Letters to the Editor
Letters to the Editor

In our country, we have the great privilege of participating in the selection of leaders and the direction of our government. After observing elections over many years, I decided to summarize the main approaches to voting that I have seen. This simplification helps me both now and for the future, and perhaps it will help you as well.

1) Personal Gain: Many people vote on the basis of “how will it help me now?” The focus is on the present and immediate future benefits. The operative word is “free.” For this approach, the politician who promises the most free stuff wins. In spite of my gullibility and optimism, I have usually found that free stuff is usually worth about what I paid for it, or has a hidden cost that becomes apparent only later. There is a place where you can get free health care, free housing, free food, free clothing and free education. There is no inequality. This sounds like a political utopia, but no one would choose to live in the government-designed and -sponsored institutions called “prisons.” People there would trade it all for simple freedom.

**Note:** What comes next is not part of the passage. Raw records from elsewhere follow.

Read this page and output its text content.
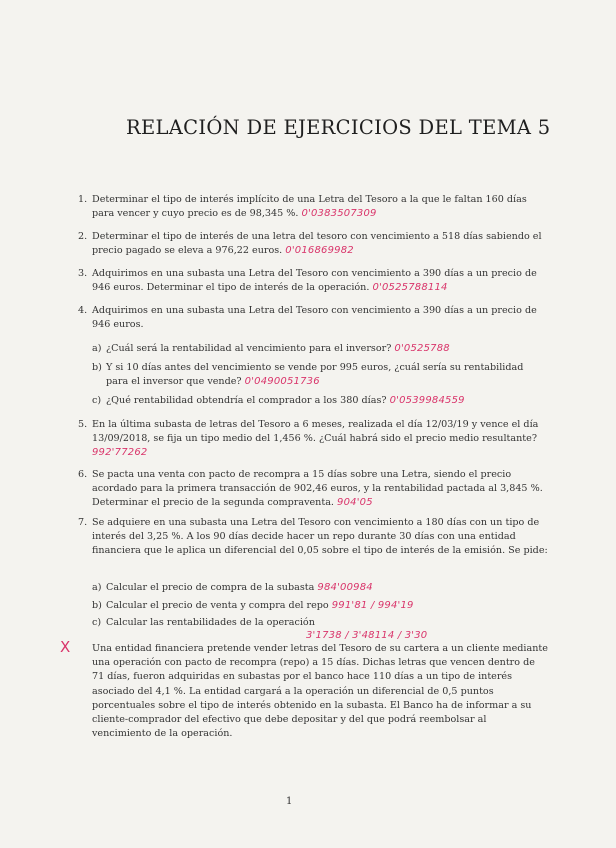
RELACIÓN DE EJERCICIOS DEL TEMA 5
1. Determinar el tipo de interés implícito de una Letra del Tesoro a la que le faltan 160 días para vencer y cuyo precio es de 98,345 %. 0'0383507309
2. Determinar el tipo de interés de una letra del tesoro con vencimiento a 518 días sabiendo el precio pagado se eleva a 976,22 euros. 0'016869982
3. Adquirimos en una subasta una Letra del Tesoro con vencimiento a 390 días a un precio de 946 euros. Determinar el tipo de interés de la operación. 0'0525788114
4. Adquirimos en una subasta una Letra del Tesoro con vencimiento a 390 días a un precio de 946 euros.
a) ¿Cuál será la rentabilidad al vencimiento para el inversor? 0'0525788
b) Y si 10 días antes del vencimiento se vende por 995 euros, ¿cuál sería su rentabilidad para el inversor que vende? 0'0490051736
c) ¿Qué rentabilidad obtendría el comprador a los 380 días? 0'0539984559
5. En la última subasta de letras del Tesoro a 6 meses, realizada el día 12/03/19 y vence el día 13/09/2018, se fija un tipo medio del 1,456 %. ¿Cuál habrá sido el precio medio resultante? 992'77262
6. Se pacta una venta con pacto de recompra a 15 días sobre una Letra, siendo el precio acordado para la primera transacción de 902,46 euros, y la rentabilidad pactada al 3,845 %. Determinar el precio de la segunda compraventa. 904'05
7. Se adquiere en una subasta una Letra del Tesoro con vencimiento a 180 días con un tipo de interés del 3,25 %. A los 90 días decide hacer un repo durante 30 días con una entidad financiera que le aplica un diferencial del 0,05 sobre el tipo de interés de la emisión. Se pide:
a) Calcular el precio de compra de la subasta 984'00984
b) Calcular el precio de venta y compra del repo 991'81 / 994'19
c) Calcular las rentabilidades de la operación
3'1738 / 3'48114 / 3'30
X Una entidad financiera pretende vender letras del Tesoro de su cartera a un cliente mediante una operación con pacto de recompra (repo) a 15 días. Dichas letras que vencen dentro de 71 días, fueron adquiridas en subastas por el banco hace 110 días a un tipo de interés asociado del 4,1 %. La entidad cargará a la operación un diferencial de 0,5 puntos porcentuales sobre el tipo de interés obtenido en la subasta. El Banco ha de informar a su cliente-comprador del efectivo que debe depositar y del que podrá reembolsar al vencimiento de la operación.
1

2) Party: Many people vote purely by party affiliation. Even assuming that your candidate will follow the direction of the party, careful observers have noted that there have been significant changes in the foundations of the main parties over the past years. Where is each party headed today? 

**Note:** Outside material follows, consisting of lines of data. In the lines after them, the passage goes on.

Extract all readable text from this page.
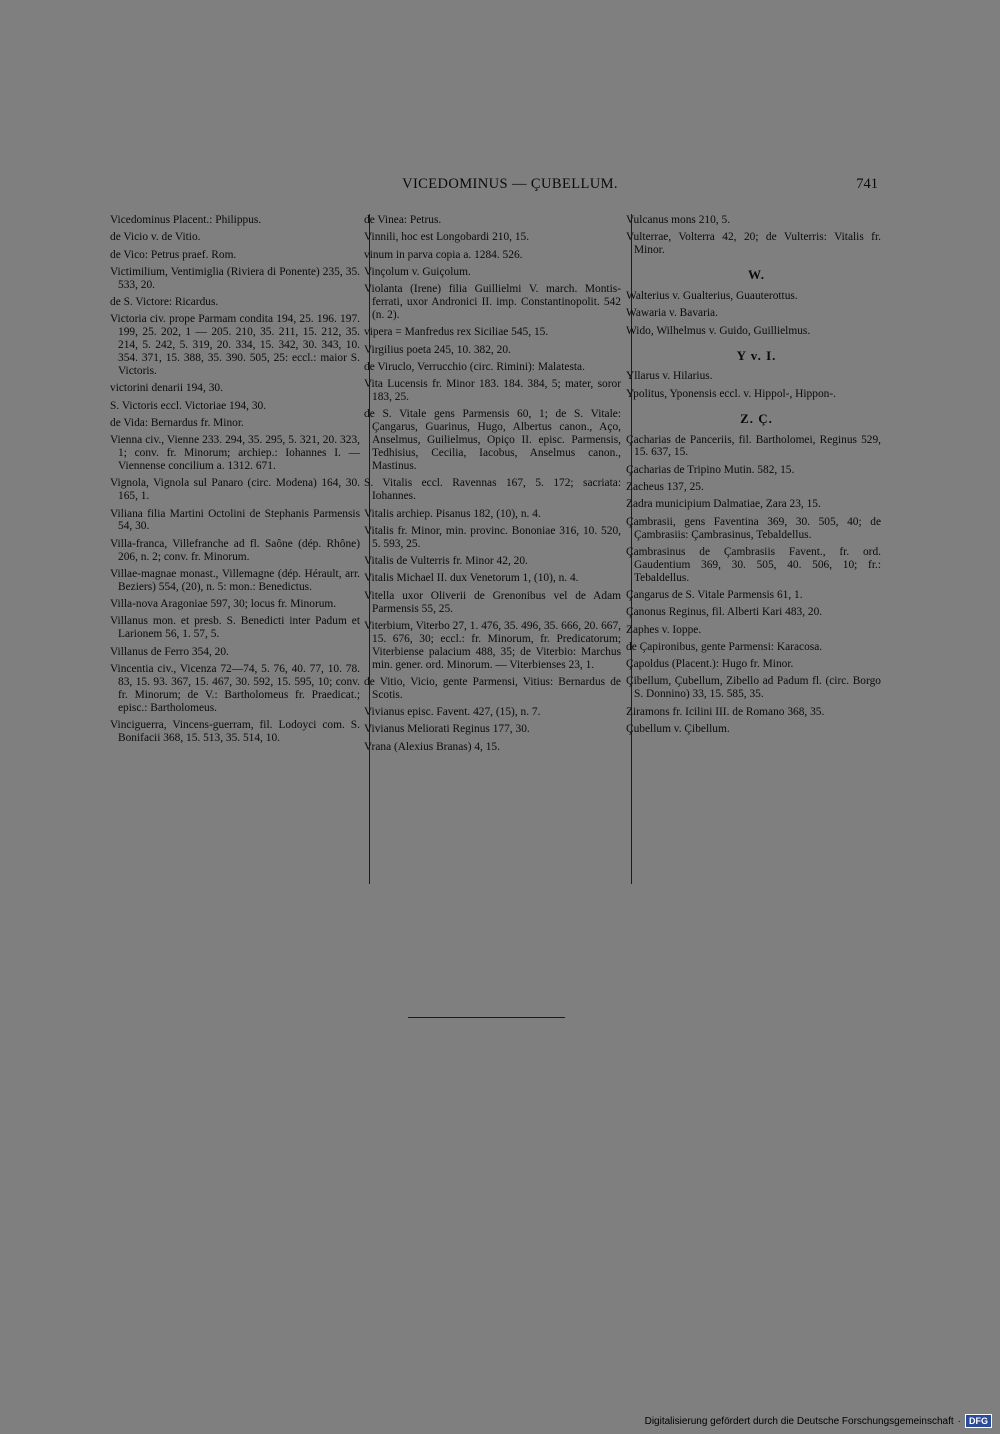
VICEDOMINUS — ÇUBELLUM.	741
Vicedominus Placent.: Philippus.
de Vicio v. de Vitio.
de Vico: Petrus praef. Rom.
Victimilium, Ventimiglia (Riviera di Ponente) 235, 35. 533, 20.
de S. Victore: Ricardus.
Victoria civ. prope Parmam condita 194, 25. 196. 197. 199, 25. 202, 1 — 205. 210, 35. 211, 15. 212, 35. 214, 5. 242, 5. 319, 20. 334, 15. 342, 30. 343, 10. 354. 371, 15. 388, 35. 390. 505, 25: eccl.: maior S. Victoris.
victorini denarii 194, 30.
S. Victoris eccl. Victoriae 194, 30.
de Vida: Bernardus fr. Minor.
Vienna civ., Vienne 233. 294, 35. 295, 5. 321, 20. 323, 1; conv. fr. Minorum; archiep.: Iohannes I. — Viennense concilium a. 1312. 671.
Vignola, Vignola sul Panaro (circ. Modena) 164, 30. 165, 1.
Viliana filia Martini Octolini de Stephanis Parmensis 54, 30.
Villa-franca, Villefranche ad fl. Saône (dép. Rhône) 206, n. 2; conv. fr. Minorum.
Villae-magnae monast., Villemagne (dép. Hérault, arr. Beziers) 554, (20), n. 5: mon.: Benedictus.
Villa-nova Aragoniae 597, 30; locus fr. Minorum.
Villanus mon. et presb. S. Benedicti inter Padum et Larionem 56, 1. 57, 5.
Villanus de Ferro 354, 20.
Vincentia civ., Vicenza 72—74, 5. 76, 40. 77, 10. 78. 83, 15. 93. 367, 15. 467, 30. 592, 15. 595, 10; conv. fr. Minorum; de V.: Bartholomeus fr. Praedicat.; episc.: Bartholomeus.
Vinciguerra, Vincens-guerram, fil. Lodoyci com. S. Bonifacii 368, 15. 513, 35. 514, 10.
de Vinea: Petrus.
Vinnili, hoc est Longobardi 210, 15.
vinum in parva copia a. 1284. 526.
Vinçolum v. Guiçolum.
Violanta (Irene) filia Guillielmi V. march. Montis-ferrati, uxor Andronici II. imp. Constantinopolit. 542 (n. 2).
vipera = Manfredus rex Siciliae 545, 15.
Virgilius poeta 245, 10. 382, 20.
de Viruclo, Verrucchio (circ. Rimini): Malatesta.
Vita Lucensis fr. Minor 183. 184. 384, 5; mater, soror 183, 25.
de S. Vitale gens Parmensis 60, 1; de S. Vitale: Çangarus, Guarinus, Hugo, Albertus canon., Aço, Anselmus, Guilielmus, Opiço II. episc. Parmensis, Tedhisius, Cecilia, Iacobus, Anselmus canon., Mastinus.
S. Vitalis eccl. Ravennas 167, 5. 172; sacriata: Iohannes.
Vitalis archiep. Pisanus 182, (10), n. 4.
Vitalis fr. Minor, min. provinc. Bononiae 316, 10. 520, 5. 593, 25.
Vitalis de Vulterris fr. Minor 42, 20.
Vitalis Michael II. dux Venetorum 1, (10), n. 4.
Vitella uxor Oliverii de Grenonibus vel de Adam Parmensis 55, 25.
Viterbium, Viterbo 27, 1. 476, 35. 496, 35. 666, 20. 667, 15. 676, 30; eccl.: fr. Minorum, fr. Predicatorum; Viterbiense palacium 488, 35; de Viterbio: Marchus min. gener. ord. Minorum. — Viterbienses 23, 1.
de Vitio, Vicio, gente Parmensi, Vitius: Bernardus de Scotis.
Vivianus episc. Favent. 427, (15), n. 7.
Vivianus Meliorati Reginus 177, 30.
Vrana (Alexius Branas) 4, 15.
Vulcanus mons 210, 5.
Vulterrae, Volterra 42, 20; de Vulterris: Vitalis fr. Minor.
W.
Walterius v. Gualterius, Guauterottus.
Wawaria v. Bavaria.
Wido, Wilhelmus v. Guido, Guillielmus.
Y v. I.
Yllarus v. Hilarius.
Ypolitus, Yponensis eccl. v. Hippol-, Hippon-.
Z. Ç.
Çacharias de Panceriis, fil. Bartholomei, Reginus 529, 15. 637, 15.
Çacharias de Tripino Mutin. 582, 15.
Zacheus 137, 25.
Zadra municipium Dalmatiae, Zara 23, 15.
Çambrasii, gens Faventina 369, 30. 505, 40; de Çambrasiis: Çambrasinus, Tebaldellus.
Çambrasinus de Çambrasiis Favent., fr. ord. Gaudentium 369, 30. 505, 40. 506, 10; fr.: Tebaldellus.
Çangarus de S. Vitale Parmensis 61, 1.
Çanonus Reginus, fil. Alberti Kari 483, 20.
Zaphes v. Ioppe.
de Çapironibus, gente Parmensi: Karacosa.
Çapoldus (Placent.): Hugo fr. Minor.
Çibellum, Çubellum, Zibello ad Padum fl. (circ. Borgo S. Donnino) 33, 15. 585, 35.
Ziramons fr. Icilini III. de Romano 368, 35.
Çubellum v. Çibellum.
Digitalisierung gefördert durch die Deutsche Forschungsgemeinschaft · DFG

3) Personality: Many people pick the candidate the way they would pick a friend: likable, compatible, pleasant, etc. However, elections are not about picking friends (as you will likely never have any direct contact), but rather about picking a person to do an important job. For most jobs, skills are the primary concern, rather than personality. If you are selecting someone to fix your plumbing, they must be competent to complete the task. They may be very likable, but this does not help your clogged drain if they cannot fix it. In addition, people who focus on personality often have very intense feelings about their choice, and negative emotions dominate toward candidates they do not like. We know that emotions cloud judgment and reasoning, and negative emotions especially warp our thinking. Angry people distort facts and quickly jump to wrong conclusions. There is a better way…

4) Policy, Principles, and Priorities: In politics, we choose people whose core principles will guide their actions and decisions. The best guide to their political priorities is what they have done recently, if they have a political record, and if not, what they emphasize in their words. I ask myself, “What priorities and principles do I consider most important in the political arena? Will they endure?” These are the things I should emphasize when voting. Once my priorities are clear, it is easier to make the decision. 

If I really cannot decide on an issue or a person for an office because I lack sufficient information, there is another good option, which is simply not to vote. Leave that one blank. This is better than making a blind choice, which could be harmful. Democracy only works well when people make informed choices.  If masses of people are voting in ignorance or for poor reasons, we are likely to get the leaders and policies we deserve.

Happy voting! May our republic endure with “liberty and justice for all.”